Donnelly pointed out that previously, in rulings in 1992, 1993 and 2006, the ECHR “has refused to find these countries in violation of the convention. They were wrong then and are wrong now. We hope the court will reconsider its misguided judgments with the Petersen case and others we plan to file in 2015.”

In the infamous Konrad decision in Germany, an international tribunal ruled that the government has equal rights with parents concerning the education of children. The ruling reasoned that homeschooling might “promote” a “parallel society.”

ADF Global senior counsel Roger Kiska said the court “has missed many opportunities to uphold the rights of children and parents as families to be free from excessive state interference.”

“We plan to work with HSLDA and these families to appeal to the core foundations of the treaty – that families and individuals should be protected from state interference. The court has emboldened states to kick parents aside as the state Daniel Petersen told HSLDA. has sought more and more control. This must stop,” he said.

Daniel Petersen told HSLDA the education of his children” is important to us.”

“We want them to pursue their interests and passions while building a multicultural foundation of knowledge and values so they can become successful and contributing members in an increasingly interconnected global community. For us, school simply can’t provide the education we want for our children; choosing another path is a natural choice,” he said.

Sweden might yet have to answer for its decision in 2009 to “state-nap” a 7-year-old boy from his parents for being homeschooled and put him into permanent state custody, according to HSLDA.

The Swedish government’s seizure of Dominic Johansson from a jetliner as his parents were set to leave for India drew worldwide attention.
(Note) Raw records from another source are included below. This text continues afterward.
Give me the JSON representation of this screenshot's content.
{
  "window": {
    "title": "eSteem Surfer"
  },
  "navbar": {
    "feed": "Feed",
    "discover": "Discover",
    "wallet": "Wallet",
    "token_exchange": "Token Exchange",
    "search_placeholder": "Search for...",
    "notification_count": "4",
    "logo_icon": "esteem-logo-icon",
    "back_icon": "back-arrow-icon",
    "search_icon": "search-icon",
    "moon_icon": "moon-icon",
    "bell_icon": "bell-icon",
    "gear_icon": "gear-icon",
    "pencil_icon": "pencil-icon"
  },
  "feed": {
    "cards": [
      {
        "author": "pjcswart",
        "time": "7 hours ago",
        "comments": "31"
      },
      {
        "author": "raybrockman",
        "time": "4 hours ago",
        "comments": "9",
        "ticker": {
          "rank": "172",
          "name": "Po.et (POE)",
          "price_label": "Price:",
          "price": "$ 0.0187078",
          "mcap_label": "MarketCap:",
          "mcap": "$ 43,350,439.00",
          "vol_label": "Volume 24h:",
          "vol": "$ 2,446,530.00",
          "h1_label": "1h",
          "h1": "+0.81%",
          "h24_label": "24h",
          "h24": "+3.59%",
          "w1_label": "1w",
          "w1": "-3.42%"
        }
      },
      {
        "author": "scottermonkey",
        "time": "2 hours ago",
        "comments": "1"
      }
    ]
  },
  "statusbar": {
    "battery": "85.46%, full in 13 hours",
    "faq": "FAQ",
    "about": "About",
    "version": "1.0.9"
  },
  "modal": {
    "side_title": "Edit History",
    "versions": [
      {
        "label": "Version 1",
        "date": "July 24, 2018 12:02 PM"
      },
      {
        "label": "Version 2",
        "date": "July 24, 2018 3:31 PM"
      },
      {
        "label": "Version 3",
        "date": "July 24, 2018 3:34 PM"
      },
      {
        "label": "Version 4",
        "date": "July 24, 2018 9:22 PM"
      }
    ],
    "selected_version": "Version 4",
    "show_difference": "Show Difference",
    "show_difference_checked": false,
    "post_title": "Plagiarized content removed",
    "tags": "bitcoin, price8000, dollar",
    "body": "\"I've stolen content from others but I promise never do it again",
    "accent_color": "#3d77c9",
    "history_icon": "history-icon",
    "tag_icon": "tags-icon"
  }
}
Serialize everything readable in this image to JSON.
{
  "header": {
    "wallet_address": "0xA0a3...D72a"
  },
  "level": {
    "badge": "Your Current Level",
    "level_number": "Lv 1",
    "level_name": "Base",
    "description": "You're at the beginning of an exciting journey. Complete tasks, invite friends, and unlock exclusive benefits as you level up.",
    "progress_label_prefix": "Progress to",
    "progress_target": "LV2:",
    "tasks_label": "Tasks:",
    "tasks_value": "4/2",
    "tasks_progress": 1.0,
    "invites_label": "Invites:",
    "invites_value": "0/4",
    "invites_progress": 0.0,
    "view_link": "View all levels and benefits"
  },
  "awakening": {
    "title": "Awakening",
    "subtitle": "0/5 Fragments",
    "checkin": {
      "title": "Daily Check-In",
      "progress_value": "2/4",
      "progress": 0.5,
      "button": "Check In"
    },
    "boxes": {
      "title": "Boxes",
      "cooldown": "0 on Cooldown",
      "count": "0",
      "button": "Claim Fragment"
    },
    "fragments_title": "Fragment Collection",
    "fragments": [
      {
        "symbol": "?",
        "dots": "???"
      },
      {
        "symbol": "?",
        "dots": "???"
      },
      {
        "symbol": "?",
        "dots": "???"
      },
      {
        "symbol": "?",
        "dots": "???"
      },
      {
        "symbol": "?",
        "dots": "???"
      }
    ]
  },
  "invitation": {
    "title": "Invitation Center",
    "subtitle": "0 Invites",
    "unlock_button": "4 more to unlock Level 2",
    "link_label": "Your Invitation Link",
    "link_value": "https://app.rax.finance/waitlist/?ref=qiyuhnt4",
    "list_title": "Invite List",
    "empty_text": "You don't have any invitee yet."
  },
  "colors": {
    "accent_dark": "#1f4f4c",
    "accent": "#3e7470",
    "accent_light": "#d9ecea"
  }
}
It sparked a global outcry among human rights activists and home educators.

Numerous experts and attorneys have described the Johansson case as a brazen example of “state-napping.”

In the case, legal experts have said Swedish officials violated multiple human rights enshrined in international treaties to which the Swedish government is a party, including the right of parents to direct the education of their children, family life, due process and travel.

“The seizure of the child without a valid court order, from a plane he was lawfully entitled to be on, the detention by the state in foster care with virtually zero contact with his family and finally the termination of parental rights is a clear violation of international human rights standards,” HSLDA Founder and Chairman Michael Farris, who holds a master of law degree in public international law from the University of London, said at the time.

Dominic’s parents, Christer and Annie, found their family targeted after a dispute over homeschooling with local officials. When the family tried to leave Sweden in 2009 for India, the mother’s homeland, armed police stormed the plane and abducted young Dominic without a warrant or court order.

Eventually, the courts moved permanent custody of Dominic from his parents to the state.

Swedish officials have repeatedly refused to comment to WND and other media outlets about the case.

Also chased out of Sweden over homeschooling was Jonas Himmelstrand, president-in-exile of the National Association for Swedish Homeschoolers.

“My family left Sweden in 2012 on recommendation of the local Child Protective Services who explicitly told me that we were not safe to continue homeschooling in Sweden. Also we were fined over $15,000 for homeschooling our daughter the 2010-2011 school year,” he said.

“The legislative history of the new law says that homeschooling isn’t needed because schools are supposed to be objective and comprehensive – but what if people disagree with the values taught by the Swedish national curriculum? And what if they just believe that homeschooling is a better way for their children? That is the whole point of respecting parental convictions in education – so that children can be taught in accordance with the wishes of their parents – who know them best. I hope that this new case inspires the court to more carefully consider our school law,” he said.